Auf die Autorin Banana Yoshimoto bin ich mit Lebensgeister zum ersten Mal aufmerksam geworden. Ich kenne keinen ihrer vorherigen Romane und wusste auch bei diesem nicht, was mich erwartet. Dementsprechend hatte ich wenige Vorstellungen von dem, was auf mich zukommt. Wie mir Lebensgeister gefallen hat, erzähle ich euch hier.
Klappentext
„Nach einem schweren Unfall und dem Verlust ihres Geliebten ist Sayoko nicht mehr sie selbst. Sie hat das Zwischenreich der Geister betreten und Geheimnisse der unsichtbaren Welt erfahren. In der Tempelstadt Kyoto lernt sie allmählich, das Leben so zu akzeptieren, wie es ist: voller Ungewissheiten und Rätsel, dem Tod immer nahe, egal, ob man jung ist oder alt. Aber sie begreift auch, wie einmalig und geheimnisvoll das Diesseits ist.“ (© Diogenes Verlag)

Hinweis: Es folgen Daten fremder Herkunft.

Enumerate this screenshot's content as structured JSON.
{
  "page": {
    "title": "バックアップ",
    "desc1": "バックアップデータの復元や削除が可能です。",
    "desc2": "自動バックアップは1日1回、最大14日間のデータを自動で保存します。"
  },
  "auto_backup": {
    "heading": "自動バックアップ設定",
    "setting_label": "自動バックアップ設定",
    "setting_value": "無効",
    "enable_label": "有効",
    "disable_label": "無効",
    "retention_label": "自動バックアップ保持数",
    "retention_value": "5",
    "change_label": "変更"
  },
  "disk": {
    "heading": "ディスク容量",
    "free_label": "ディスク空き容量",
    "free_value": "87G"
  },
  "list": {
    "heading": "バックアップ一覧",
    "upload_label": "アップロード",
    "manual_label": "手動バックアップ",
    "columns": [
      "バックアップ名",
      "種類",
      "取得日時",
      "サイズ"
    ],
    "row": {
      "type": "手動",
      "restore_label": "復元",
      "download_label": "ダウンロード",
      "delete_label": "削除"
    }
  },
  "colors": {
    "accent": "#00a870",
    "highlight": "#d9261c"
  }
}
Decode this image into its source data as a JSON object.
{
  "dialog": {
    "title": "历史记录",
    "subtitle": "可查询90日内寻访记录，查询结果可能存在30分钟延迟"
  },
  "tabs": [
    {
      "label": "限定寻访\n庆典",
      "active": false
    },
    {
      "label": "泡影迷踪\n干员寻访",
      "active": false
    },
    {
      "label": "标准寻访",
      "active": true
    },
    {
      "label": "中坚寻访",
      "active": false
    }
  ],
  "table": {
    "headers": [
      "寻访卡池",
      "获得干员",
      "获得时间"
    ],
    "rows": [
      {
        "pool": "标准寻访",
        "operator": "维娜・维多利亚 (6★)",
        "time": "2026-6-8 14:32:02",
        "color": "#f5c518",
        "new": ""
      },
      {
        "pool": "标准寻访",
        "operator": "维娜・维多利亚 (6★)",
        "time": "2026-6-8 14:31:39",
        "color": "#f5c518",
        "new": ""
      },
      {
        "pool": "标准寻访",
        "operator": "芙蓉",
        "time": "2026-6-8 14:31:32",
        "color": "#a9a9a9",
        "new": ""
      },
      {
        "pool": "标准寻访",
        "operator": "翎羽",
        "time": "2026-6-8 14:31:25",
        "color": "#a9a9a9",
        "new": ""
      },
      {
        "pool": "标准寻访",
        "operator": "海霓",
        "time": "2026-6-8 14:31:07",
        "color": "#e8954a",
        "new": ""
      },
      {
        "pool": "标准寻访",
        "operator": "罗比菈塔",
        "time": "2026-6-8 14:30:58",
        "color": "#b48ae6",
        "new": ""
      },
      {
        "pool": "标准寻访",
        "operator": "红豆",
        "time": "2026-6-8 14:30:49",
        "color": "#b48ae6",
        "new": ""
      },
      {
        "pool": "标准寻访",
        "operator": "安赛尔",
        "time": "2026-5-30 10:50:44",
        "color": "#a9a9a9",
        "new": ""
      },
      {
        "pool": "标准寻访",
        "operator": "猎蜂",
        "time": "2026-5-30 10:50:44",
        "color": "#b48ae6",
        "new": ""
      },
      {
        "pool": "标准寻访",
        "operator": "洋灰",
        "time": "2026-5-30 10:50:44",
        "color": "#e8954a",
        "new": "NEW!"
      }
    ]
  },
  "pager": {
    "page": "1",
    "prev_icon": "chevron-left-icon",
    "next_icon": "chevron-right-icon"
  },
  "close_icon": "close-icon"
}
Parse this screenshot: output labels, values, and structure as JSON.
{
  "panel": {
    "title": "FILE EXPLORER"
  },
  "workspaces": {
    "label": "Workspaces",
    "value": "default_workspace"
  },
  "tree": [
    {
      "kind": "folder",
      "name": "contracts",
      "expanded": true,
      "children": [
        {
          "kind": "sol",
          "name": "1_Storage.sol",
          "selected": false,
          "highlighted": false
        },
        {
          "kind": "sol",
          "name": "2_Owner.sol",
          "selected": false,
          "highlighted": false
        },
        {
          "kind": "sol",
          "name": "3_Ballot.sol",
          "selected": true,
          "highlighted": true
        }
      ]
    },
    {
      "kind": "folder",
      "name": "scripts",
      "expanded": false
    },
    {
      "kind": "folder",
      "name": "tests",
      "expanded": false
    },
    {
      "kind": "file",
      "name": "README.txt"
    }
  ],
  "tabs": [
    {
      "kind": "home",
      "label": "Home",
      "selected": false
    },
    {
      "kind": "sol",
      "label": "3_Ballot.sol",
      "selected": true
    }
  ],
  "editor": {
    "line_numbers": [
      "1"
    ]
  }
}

Ich muss gestehen, ich hatte eine mehr oder weniger gewöhnliche Geschichte mit den Geistern als zentralem Thema erwartet. So lässt es der Klappentext vermuten und in diese Richtung schien sich die Geschichte auch nach Beenden der Leseprobe zu entwickeln. Doch es kam ganz anders.
Ich wusste, dass mit mir etwas Seltsames geschehen war. Dass ich nie wieder der gleiche Mensch werden würde wie zuvor. Die Welt bewegte sich nicht mehr in einer Linie vom Leben zum Tod. (Banana Yoshimoto, Lebensgeister, S. 51)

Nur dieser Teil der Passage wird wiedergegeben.